This article helps to clarify those dynamics by explaining what each concept does and how they complement each other.

What is NetDevOps?

NetDevOps refers to the convergence of DevOps and networking. It is a practice that encourages communication and collaboration between network architects and operators to automate manual and traditional network processes.

One way NetDevOps achieves automation is via software-defined networking (SDN), which supplies and configures network appliances such as routers and switches. SDN enables businesses to control network behavior through code, allowing users to replicate processes across hardware.

SDN and other automation methodologies facilitate NetDevOps collaboration by enabling multiple people to concurrently work on the same systems, appliances, and applications. In a traditional IT environment, infrastructure configuration, testing, and deployment tasks take place in a sequential fashion, which leaves some team members waiting around for their turn to contribute. In a NetDevOps environment, you can deploy entire configurations to many devices at the same time with SDN, trigger automatic tests to run at certain benchmarks, and automatically integrate necessary software with just a few button clicks. Every member of the NetDevOps team collaborates nearly simultaneously to achieve the same objective.
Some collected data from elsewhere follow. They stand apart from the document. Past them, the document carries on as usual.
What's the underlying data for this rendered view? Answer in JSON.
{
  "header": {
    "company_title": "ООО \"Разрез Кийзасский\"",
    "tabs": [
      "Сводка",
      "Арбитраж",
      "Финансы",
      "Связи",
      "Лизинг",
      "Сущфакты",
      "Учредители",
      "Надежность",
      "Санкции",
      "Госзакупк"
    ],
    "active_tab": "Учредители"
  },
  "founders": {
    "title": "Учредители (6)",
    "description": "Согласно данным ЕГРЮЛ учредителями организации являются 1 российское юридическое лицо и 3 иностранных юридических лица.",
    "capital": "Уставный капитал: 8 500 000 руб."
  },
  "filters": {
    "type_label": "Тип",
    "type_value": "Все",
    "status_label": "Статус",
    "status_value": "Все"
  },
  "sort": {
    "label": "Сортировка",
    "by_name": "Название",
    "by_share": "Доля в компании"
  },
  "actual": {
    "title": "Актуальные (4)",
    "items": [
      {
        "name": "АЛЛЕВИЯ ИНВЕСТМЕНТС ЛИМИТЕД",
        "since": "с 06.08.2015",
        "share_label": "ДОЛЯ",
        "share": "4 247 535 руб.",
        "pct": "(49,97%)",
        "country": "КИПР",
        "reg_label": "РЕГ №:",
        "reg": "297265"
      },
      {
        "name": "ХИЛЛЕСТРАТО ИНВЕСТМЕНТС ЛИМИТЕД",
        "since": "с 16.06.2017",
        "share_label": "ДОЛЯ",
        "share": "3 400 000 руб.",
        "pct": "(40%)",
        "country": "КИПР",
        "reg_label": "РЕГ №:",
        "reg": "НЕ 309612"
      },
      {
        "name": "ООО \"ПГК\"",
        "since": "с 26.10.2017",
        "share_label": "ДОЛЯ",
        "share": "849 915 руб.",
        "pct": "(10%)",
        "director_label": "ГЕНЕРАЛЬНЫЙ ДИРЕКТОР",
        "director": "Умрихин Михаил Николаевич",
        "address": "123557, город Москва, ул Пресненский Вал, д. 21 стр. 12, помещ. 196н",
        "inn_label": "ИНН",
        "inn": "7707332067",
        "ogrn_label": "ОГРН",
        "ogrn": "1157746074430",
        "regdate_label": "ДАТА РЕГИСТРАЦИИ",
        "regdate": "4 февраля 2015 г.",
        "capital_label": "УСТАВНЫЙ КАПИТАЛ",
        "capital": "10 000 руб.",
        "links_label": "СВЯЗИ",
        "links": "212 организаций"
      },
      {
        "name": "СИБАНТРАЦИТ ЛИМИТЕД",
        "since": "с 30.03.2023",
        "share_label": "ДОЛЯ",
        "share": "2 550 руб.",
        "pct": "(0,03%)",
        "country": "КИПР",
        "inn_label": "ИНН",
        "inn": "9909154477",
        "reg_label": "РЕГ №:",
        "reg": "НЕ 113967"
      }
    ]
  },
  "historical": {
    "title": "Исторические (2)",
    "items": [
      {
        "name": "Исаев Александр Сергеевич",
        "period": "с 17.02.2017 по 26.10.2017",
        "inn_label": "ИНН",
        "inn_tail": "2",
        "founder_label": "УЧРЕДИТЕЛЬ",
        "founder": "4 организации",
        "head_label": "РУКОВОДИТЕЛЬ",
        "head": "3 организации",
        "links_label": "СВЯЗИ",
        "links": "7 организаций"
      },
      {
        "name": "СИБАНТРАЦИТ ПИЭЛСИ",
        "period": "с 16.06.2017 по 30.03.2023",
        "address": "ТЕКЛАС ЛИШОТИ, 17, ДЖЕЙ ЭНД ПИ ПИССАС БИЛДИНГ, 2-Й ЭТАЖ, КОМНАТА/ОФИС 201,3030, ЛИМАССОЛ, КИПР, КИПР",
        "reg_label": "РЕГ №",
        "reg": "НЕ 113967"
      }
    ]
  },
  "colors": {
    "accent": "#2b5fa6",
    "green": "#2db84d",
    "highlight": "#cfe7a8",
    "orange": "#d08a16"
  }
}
The goal of NetDevOps is to foster a culture and environment in which network design, tests, and deployment happen quickly and reliably.

NetOps vs. NetDevOps

You may be more familiar with the term NetOps than NetDevOps, though they mean essentially the same thing. The NetOps methodology also applies DevOps principles to enterprise network management, such as collaboration and automation. The word NetOps de-emphasizes the software development (Dev) aspect of IT operations, but NetOps still involves abstracting networking functions as code with SDN and automation. For that reason, NetDevOps is becoming a more popular term for this methodology in modern IT environments.

What are NetDevOps roles in the integration process?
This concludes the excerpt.